Laurent Blanc et Serge Aurier au Camp des Loges, en 2016.
Laurent Blanc et Serge Aurier au Camp des Loges, en 2016. - FRANCK FIFE / AFP

L’affaire Aurier, bien plus plombante que le 3-5-2

Car ce bon Serge Aurier est titularisé dès le match aller contre City, au cours duquel il peine évidemment à exister. Sa prestation explique en partie le match nul concédé par le PSG, alors que la qualif aurait dû être pliée en une demi-heure si Zlatan n’avait pas décidé de saborder un penalty et un face-à-face tout cuit. Le Suédois aurait d’ailleurs pu ou dû être désigné grand coupable de l’élimination et guillotiné place de grève, mais voilà, le 3-5-2 a tout balayé dans les mémoires.

Jouer en 3-5-2 à City, ça ne me paraît pas une aberration au départ, se souvient Jérôme. Mais le match commence, et on se rend compte que les joueurs n’ont pas assez travaillé ce dispositif parce qu’on prend la marée. A l’époque, on n’aime ou on n’aime pas, mais il y a une patte Laurent Blanc, un leu léché, des redoublements de passes, et là tout se délite. Je lui en veux toujours parce que je me suis dit que Blanc avait voulu tenter ce coup pour pouvoir dire "toute la gloire est pour moi" en cas de qualification ».

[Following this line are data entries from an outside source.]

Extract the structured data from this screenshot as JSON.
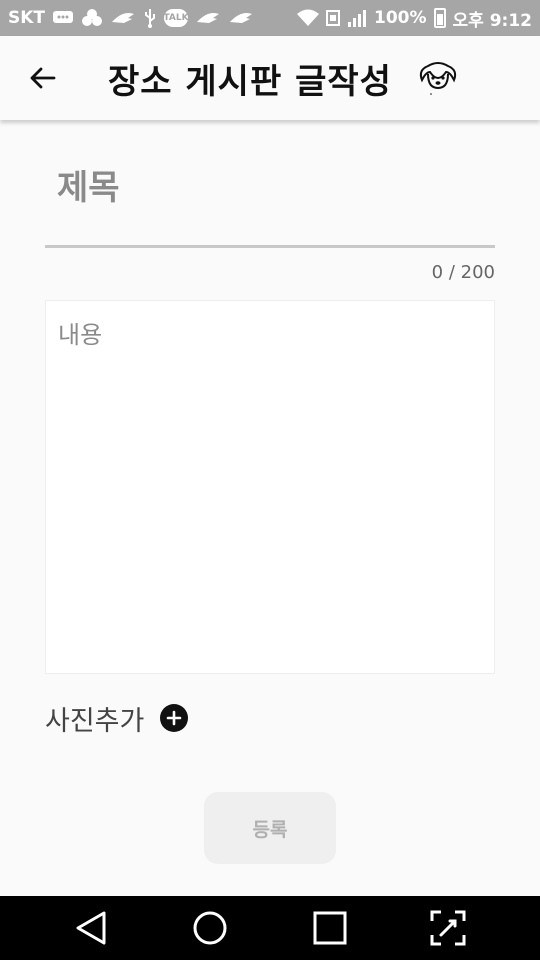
{
  "status_bar": {
    "carrier": "SKT",
    "talk_label": "TALK",
    "battery": "100%",
    "time": "오후 9:12"
  },
  "app_bar": {
    "title": "장소 게시판 글작성",
    "back_icon": "arrow-left-icon",
    "logo_icon": "dog-logo-icon"
  },
  "form": {
    "title_placeholder": "제목",
    "title_value": "",
    "char_counter": "0 / 200",
    "content_placeholder": "내용",
    "content_value": "",
    "add_photo_label": "사진추가",
    "submit_label": "등록"
  },
  "nav_bar": {
    "icons": [
      "back-triangle-icon",
      "home-circle-icon",
      "recents-square-icon",
      "screen-capture-icon"
    ]
  },
  "colors": {
    "status_bar_bg": "#a6a6a6",
    "app_bg": "#fafafa",
    "submit_bg": "#efefef",
    "submit_text": "#b0b0b0",
    "nav_bg": "#000000"
  }
}
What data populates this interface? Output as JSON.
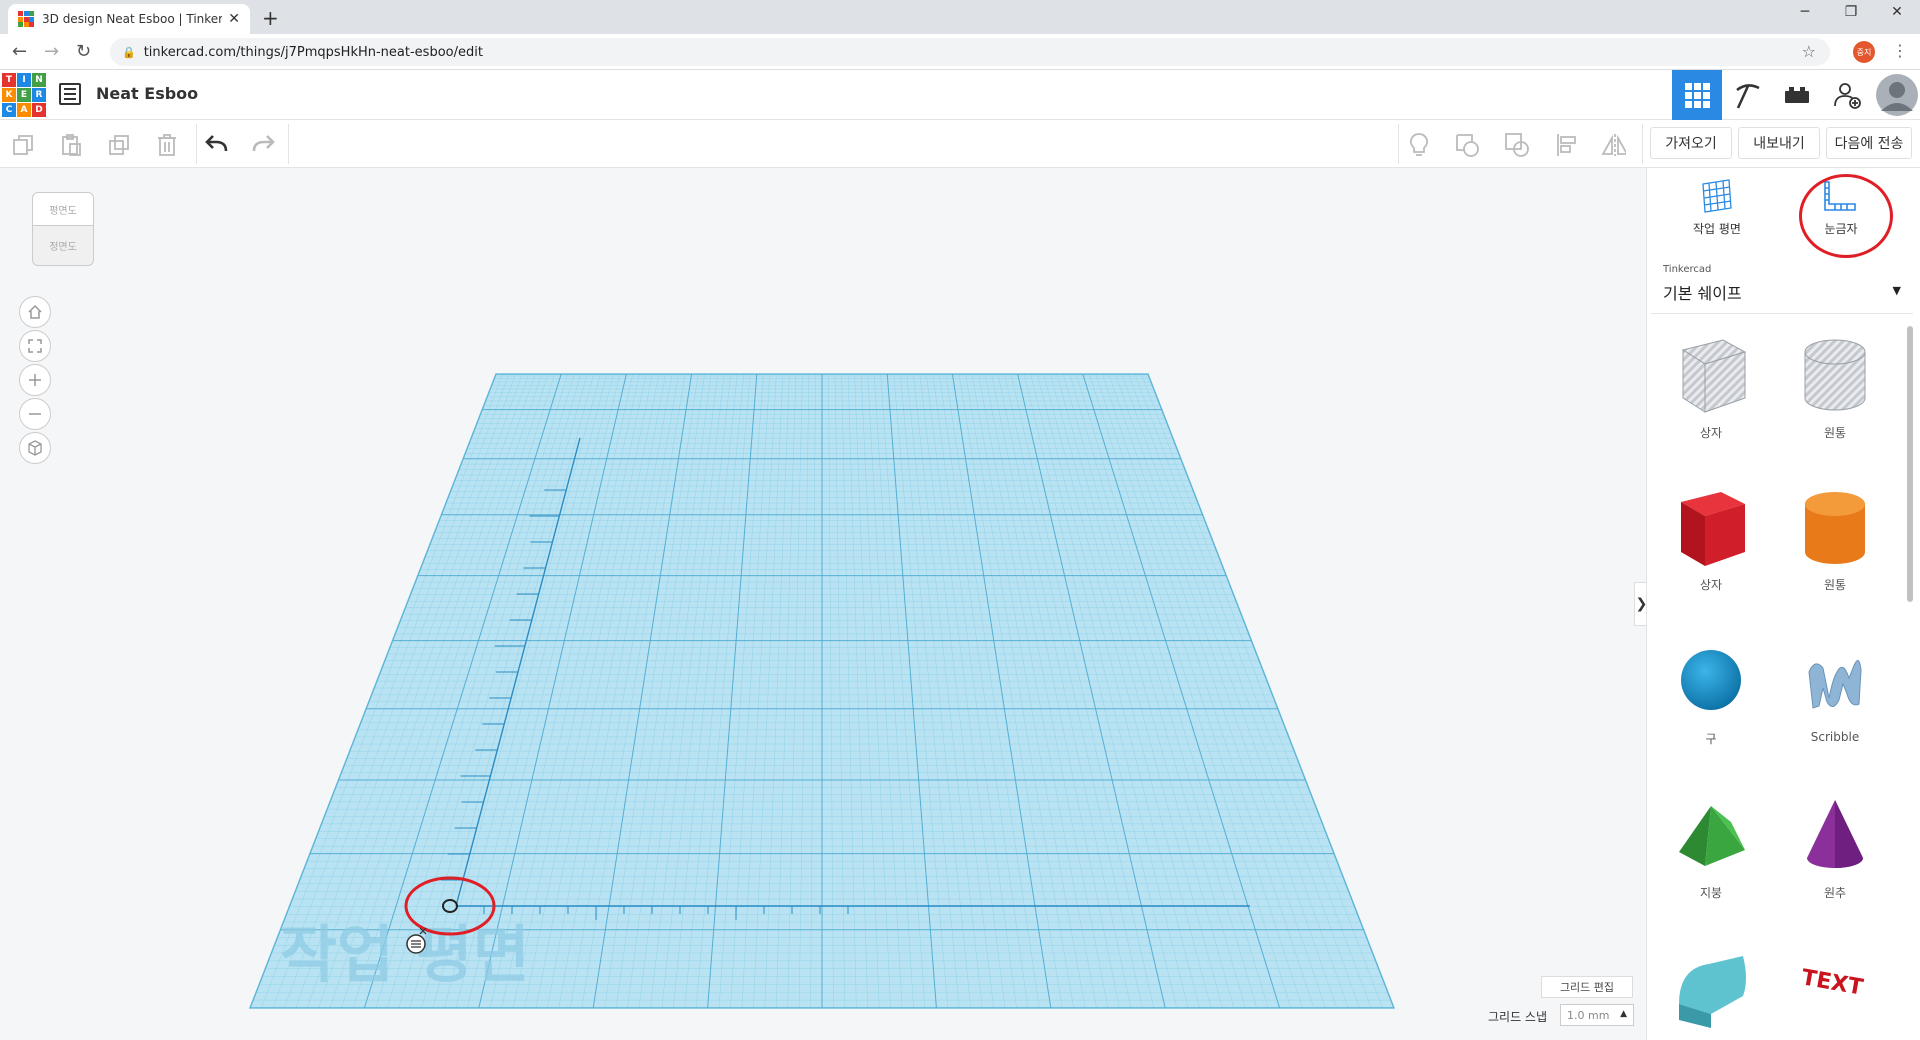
{
  "browser": {
    "tab_title": "3D design Neat Esboo | Tinkercad",
    "url": "tinkercad.com/things/j7PmqpsHkHn-neat-esboo/edit",
    "profile_badge": "중지"
  },
  "app": {
    "logo_letters": [
      "T",
      "I",
      "N",
      "K",
      "E",
      "R",
      "C",
      "A",
      "D"
    ],
    "project_title": "Neat Esboo"
  },
  "toolbar": {
    "import_label": "가져오기",
    "export_label": "내보내기",
    "send_label": "다음에 전송"
  },
  "viewcube": {
    "top_label": "평면도",
    "front_label": "정면도"
  },
  "workplane": {
    "watermark": "작업 평면"
  },
  "grid": {
    "edit_label": "그리드 편집",
    "snap_label": "그리드 스냅",
    "snap_value": "1.0 mm"
  },
  "panel": {
    "workplane_tool_label": "작업 평면",
    "ruler_tool_label": "눈금자",
    "library_source": "Tinkercad",
    "library_name": "기본 쉐이프",
    "shapes": [
      {
        "name": "상자",
        "icon": "box-hole-icon"
      },
      {
        "name": "원통",
        "icon": "cylinder-hole-icon"
      },
      {
        "name": "상자",
        "icon": "box-icon"
      },
      {
        "name": "원통",
        "icon": "cylinder-icon"
      },
      {
        "name": "구",
        "icon": "sphere-icon"
      },
      {
        "name": "Scribble",
        "icon": "scribble-icon"
      },
      {
        "name": "지붕",
        "icon": "roof-icon"
      },
      {
        "name": "원추",
        "icon": "cone-icon"
      },
      {
        "name": "",
        "icon": "round-roof-icon"
      },
      {
        "name": "",
        "icon": "text-icon",
        "text": "TEXT"
      }
    ]
  },
  "colors": {
    "accent": "#2a8ae3",
    "highlight_ring": "#e01e26",
    "workplane": "#a9dcef",
    "grid_line": "#5fb9db",
    "box_red": "#d01e2a",
    "cylinder_orange": "#e87a1a",
    "sphere_blue": "#1596d1",
    "roof_green": "#3aa63f",
    "cone_purple": "#8b2f9b"
  }
}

Un coup foireux, donc, avec un Aurier encore plus cataclysmique qu’à l’aller. D’abord une mauvaise passe qui envoie Aguero seul au but (il ratera le penalty), et une autre qui entraînera la blessure de Motta, donc le retour au dispositif habituel. Blanc avait-il le choix, après la scène du grand pardon jouée par NAK ? « Il ne doit jamais le faire jouer même s’il est sous pression parce qu’il sent qu’un truc lui échappe », juge Garétier, qui fait le rapprochement avec le 4-5-1 sorti du chapeau par Laurent Blanc contre l’Espagne à l’Euro 2012. Un renoncement à ses principes le jour J et un manque d’autorité qui ont condamné définitivement l’ancien sélectionneur dans les esprits. A commencer par le sien ? Ça se joue sur un canapé à Doha, et on n’en saura rien.